In a press statement, Stout said: “It’s a great honour and a real privilege to lead this project and to work with such an incredible team. Urban nature is important for so many reasons, and the first step to managing it effectively is to conduct an audit to determine what is there.”

“We’re all excited to see what lives on the site and to make recommendations for future biodiversity-friendly initiatives”, she said.

At the first National Biodiversity Conference in early 2019, the president spoke about the “profound challenges” of threats to the natural environment, and said that reversing biodiversity loss would require all of us to be leaders within our own spheres of influence.

Margaret Gormley, the chief park superintendent at the OPW, added in a press statement that “this research, which will be made public at the end of the audit, will boost our knowledge and support our sustainable and environmentally friendly management practices now and in the future.”

In his keynote address at the Athens Democracy Forum last month, Higgins called for a new “ecological-social paradigm”, and told the audience in the Greek capital that “a new paradigm of economy is now urgently required, one that might steer us back towards what will be a long but essential road of societal and ecological reparation”.

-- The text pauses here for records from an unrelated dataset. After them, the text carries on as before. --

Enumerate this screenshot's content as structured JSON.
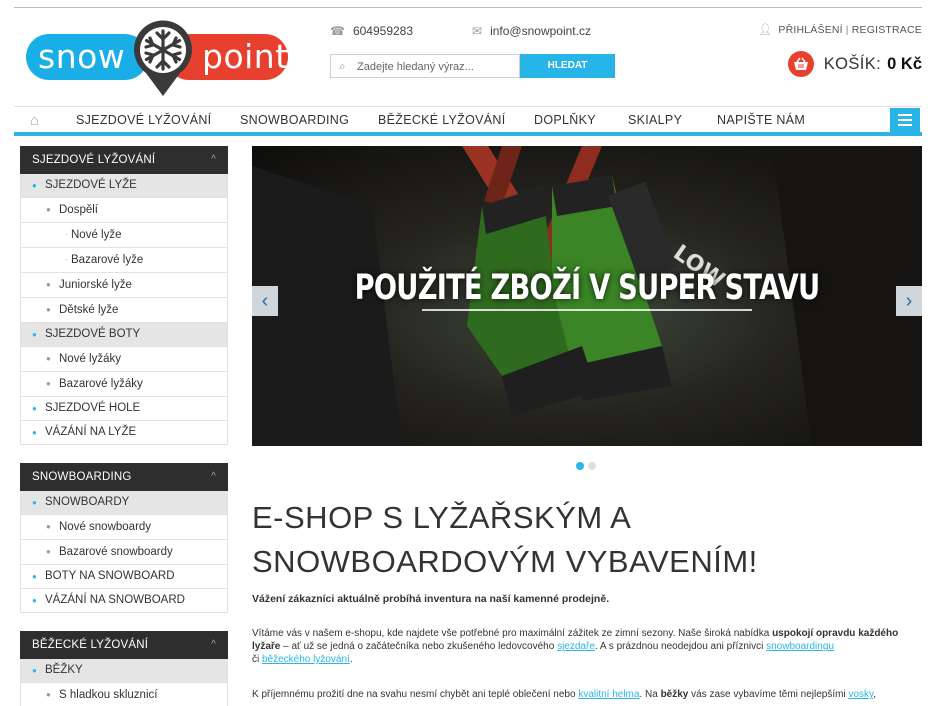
{
  "logo": {
    "left": "snow",
    "right": "point"
  },
  "header": {
    "phone": "604959283",
    "email": "info@snowpoint.cz",
    "search_placeholder": "Zadejte hledaný výraz...",
    "search_button": "HLEDAT",
    "login": "PŘIHLÁŠENÍ",
    "separator": "|",
    "register": "REGISTRACE",
    "cart_label": "KOŠÍK:",
    "cart_value": "0 Kč"
  },
  "nav": {
    "items": [
      "SJEZDOVÉ LYŽOVÁNÍ",
      "SNOWBOARDING",
      "BĚŽECKÉ LYŽOVÁNÍ",
      "DOPLŇKY",
      "SKIALPY",
      "NAPIŠTE NÁM"
    ]
  },
  "sidebar": {
    "sections": [
      {
        "title": "SJEZDOVÉ LYŽOVÁNÍ",
        "items": [
          "SJEZDOVÉ LYŽE",
          "Dospělí",
          "Nové lyže",
          "Bazarové lyže",
          "Juniorské lyže",
          "Dětské lyže",
          "SJEZDOVÉ BOTY",
          "Nové lyžáky",
          "Bazarové lyžáky",
          "SJEZDOVÉ HOLE",
          "VÁZÁNÍ NA LYŽE"
        ]
      },
      {
        "title": "SNOWBOARDING",
        "items": [
          "SNOWBOARDY",
          "Nové snowboardy",
          "Bazarové snowboardy",
          "BOTY NA SNOWBOARD",
          "VÁZÁNÍ NA SNOWBOARD"
        ]
      },
      {
        "title": "BĚŽECKÉ LYŽOVÁNÍ",
        "items": [
          "BĚŽKY",
          "S hladkou skluznicí"
        ]
      }
    ]
  },
  "slider": {
    "caption": "POUŽITÉ ZBOŽÍ V SUPER STAVU",
    "prev": "‹",
    "next": "›"
  },
  "main": {
    "title": "E-SHOP S LYŽAŘSKÝM A SNOWBOARDOVÝM VYBAVENÍM!",
    "intro": "Vážení zákazníci aktuálně probíhá inventura na naší kamenné prodejně.",
    "p1_a": "Vítáme vás v našem e-shopu, kde najdete vše potřebné pro maximální zážitek ze zimní sezony. Naše široká nabídka ",
    "p1_b": "uspokojí opravdu každého lyžaře",
    "p1_c": " – ať už se jedná o začátečníka nebo zkušeného ledovcového ",
    "p1_link1": "sjezdaře",
    "p1_d": ". A s prázdnou neodejdou ani příznivci ",
    "p1_link2": "snowboardingu",
    "p1_e": " či ",
    "p1_link3": "běžeckého lyžování",
    "p1_f": ".",
    "p2_a": "K příjemnému prožití dne na svahu nesmí chybět ani teplé oblečení nebo ",
    "p2_link1": "kvalitní helma",
    "p2_b": ". Na ",
    "p2_bold": "běžky",
    "p2_c": " vás zase vybavíme těmi nejlepšími ",
    "p2_link2": "vosky",
    "p2_d": ","
  },
  "colors": {
    "accent": "#2bb5e6",
    "brand_red": "#e8402e",
    "sidebar_head": "#2e2e2e"
  }
}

In September The University Times reported that Trinity is considering the implementation of a new integrated five-year master’s degree in environmental engineering, as part of the new Engineering, Environment and Emerging Technologies (E3) programme.

Vice-Provost Jurgen Barkhoff said that the new master’s degree would be brought to the Undergraduate Studies Committee in the near future and that the College is currently working on a proposal for the new course.